The famous multicolored bands that run across the face of Jupiter have raised many questions for astronomers since the first observations of the gas giant, and when NASA's Juno orbiter recently began streaming back data they finally started getting some answers. Among them was the discovery that these bands extend thousands of kilometers below the surface, but this posed another question, why do they stop where they do? A new study has put forward an explanation, describing a complex magnetic field that essentially stops these globe-circling jet streams in their tracks.

These jet streams in Jupiter's atmosphere are ever-changing in terms of their width and their intensity, while their white, red, brown and yellow shades are caused by clouds of ammonia in the outer atmosphere that get swept up and taken along for the ride. One thing we didn't know until recently, was how deep beneath the surface these jet streams go.

"There were many theories with answers that vary from just a few kilometers below the clouds to all the way deep inside Jupiter's interior," Australian National University's Dr Navid Constantinou tells New Atlas. "Nobody really knew the answer until just before the spacecraft Juno arrived at Jupiter. After Juno arrived, it made precise measurements to determine, amongst other things, how deep these jets go. It was discovered that they go as deep as 3,000 km (1,900 mi) and then they terminate abruptly."

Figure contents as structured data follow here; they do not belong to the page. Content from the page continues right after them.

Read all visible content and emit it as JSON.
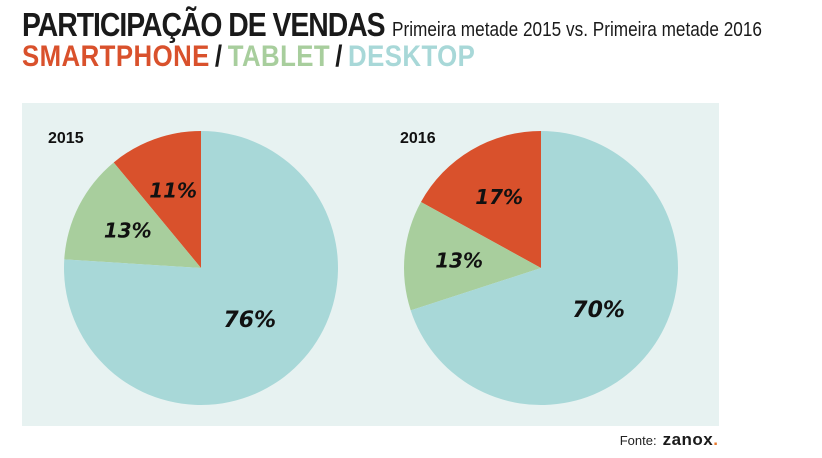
{
  "header": {
    "title": "PARTICIPAÇÃO DE VENDAS",
    "subtitle": "Primeira metade 2015 vs. Primeira metade 2016",
    "legend": [
      {
        "label": "SMARTPHONE",
        "color": "#d9512c"
      },
      {
        "label": "TABLET",
        "color": "#a8ce9d"
      },
      {
        "label": "DESKTOP",
        "color": "#a8d8d8"
      }
    ],
    "separator": "/"
  },
  "source": {
    "label": "Fonte:",
    "logo_text": "zanox",
    "logo_dot": ".",
    "logo_dot_color": "#e8782b"
  },
  "colors": {
    "panel_bg": "#e7f2f1",
    "smartphone": "#d9512c",
    "tablet": "#a8ce9d",
    "desktop": "#a8d8d8"
  },
  "chart_data": [
    {
      "type": "pie",
      "title": "2015",
      "categories": [
        "SMARTPHONE",
        "TABLET",
        "DESKTOP"
      ],
      "values": [
        11,
        13,
        76
      ],
      "labels": [
        "11%",
        "13%",
        "76%"
      ]
    },
    {
      "type": "pie",
      "title": "2016",
      "categories": [
        "SMARTPHONE",
        "TABLET",
        "DESKTOP"
      ],
      "values": [
        17,
        13,
        70
      ],
      "labels": [
        "17%",
        "13%",
        "70%"
      ]
    }
  ]
}
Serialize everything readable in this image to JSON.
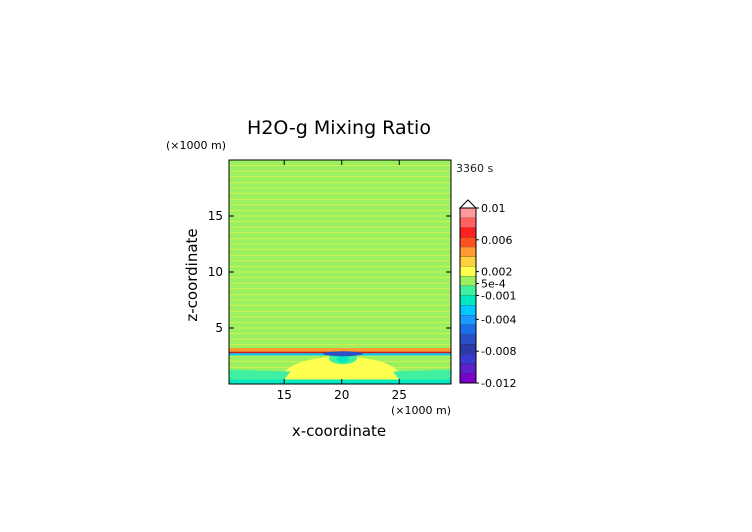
{
  "chart_data": {
    "type": "heatmap",
    "title": "H2O-g Mixing Ratio",
    "time_label": "3360 s",
    "xlabel": "x-coordinate",
    "ylabel": "z-coordinate",
    "x_unit": "(×1000 m)",
    "y_unit": "(×1000 m)",
    "xlim": [
      10.2,
      29.5
    ],
    "ylim": [
      0,
      20
    ],
    "x_ticks": [
      15,
      20,
      25
    ],
    "y_ticks": [
      5,
      10,
      15
    ],
    "background_value": 0.0012,
    "bands": [
      {
        "z0": 2.75,
        "z1": 3.2,
        "value": 0.0045,
        "note": "red/orange moist band"
      },
      {
        "z0": 2.55,
        "z1": 2.75,
        "value": -0.0025,
        "note": "teal/cyan dry band"
      },
      {
        "z0": 0.4,
        "z1": 1.0,
        "value": -0.0008,
        "note": "green near-surface"
      },
      {
        "z0": 0.0,
        "z1": 0.4,
        "value": -0.0022,
        "note": "cyan surface layer"
      }
    ],
    "plume": {
      "x_center": 20,
      "x_halfwidth": 5.5,
      "z_top": 2.5,
      "value": 0.0026
    },
    "core": {
      "x_center": 20.1,
      "z": 2.3,
      "value": -0.002
    },
    "colorbar": {
      "labels": [
        "0.01",
        "0.006",
        "0.002",
        "5e-4",
        "-0.001",
        "-0.004",
        "-0.008",
        "-0.012"
      ],
      "label_values": [
        0.01,
        0.006,
        0.002,
        0.0005,
        -0.001,
        -0.004,
        -0.008,
        -0.012
      ],
      "range": [
        -0.012,
        0.01
      ],
      "extend": "max",
      "colors": [
        "#7a00c8",
        "#5a22c8",
        "#3a3ad0",
        "#2a3aa8",
        "#2a50c8",
        "#1a6ee8",
        "#1a9aff",
        "#00c8ff",
        "#00e8c0",
        "#40f0a0",
        "#9af060",
        "#ffff50",
        "#ffd040",
        "#ff9a30",
        "#ff5020",
        "#ff2020",
        "#ff6060",
        "#ff9a9a"
      ]
    }
  }
}
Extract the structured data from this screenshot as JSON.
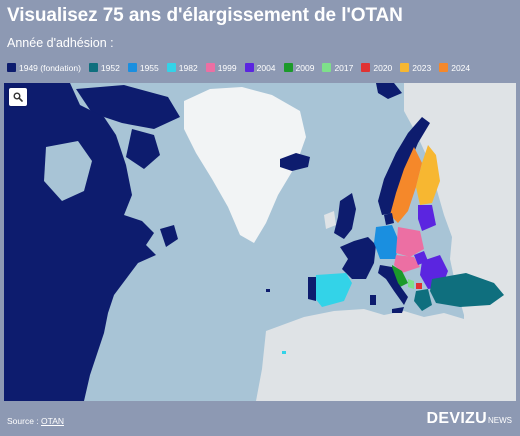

Naturally, scientists began to wonder after penetrating so deeply beneath the surface, what could be bringing them to such a sudden halt? One possible explanation had to do with the pressure, which is much greater at those depths than it is on the surface, in much the same way the pressure builds the deeper you dive into the ocean here on Earth.

At 3,000 km, this pressure is thought to be so high that it knocks the electrons off molecules of hydrogen and helium, leaving them to float freely and create electric and magnetic fields. Scientist theorized that this magnetic field was responsible for terminating the jet streams, but with no evidence this was mere speculation.

Constantinou, who researches climate and fluid physics, together with Jeffrey Parker from Lawrence Livermore National Laboratory in the United States, have set out to join the dots. They've developed a mathematical model that predicts where these magnetic fields might be strong enough to shut the jets down, and found that things lined up very nicely.

"So, we used principles from statistical physics and turbulence theory to derive a theoretical model for the interaction of magnetic fields and jets," explains Constantinou. "Then we used our theoretical model to predict what would be the tendency for the formation of jets with and without magnetic fields. Last, we compared our predictions with results from computer simulations, done by other authors, and found very good agreement. This gave credibility to our theoretical model and to the conclusions deriving from it."

Further to better understanding Jupiter's atmosphere, the team's theory on how the strong magnetic field suppresses the jet streams could help explain some of the other mysteries of the universe.

"Both jets and magnetic fields are prevailing in rotating bodies around the universe," Constantinou says. "Therefore, this theory could also be important for understanding dynamics in other stellar bodies or gaseous planets. For example, a place where this can be applicable is the Sun's interior, and specifically a region called the 'Solar Tachocline,' where magnetic fields are strong."

The research was published in The Astrophysical Journal.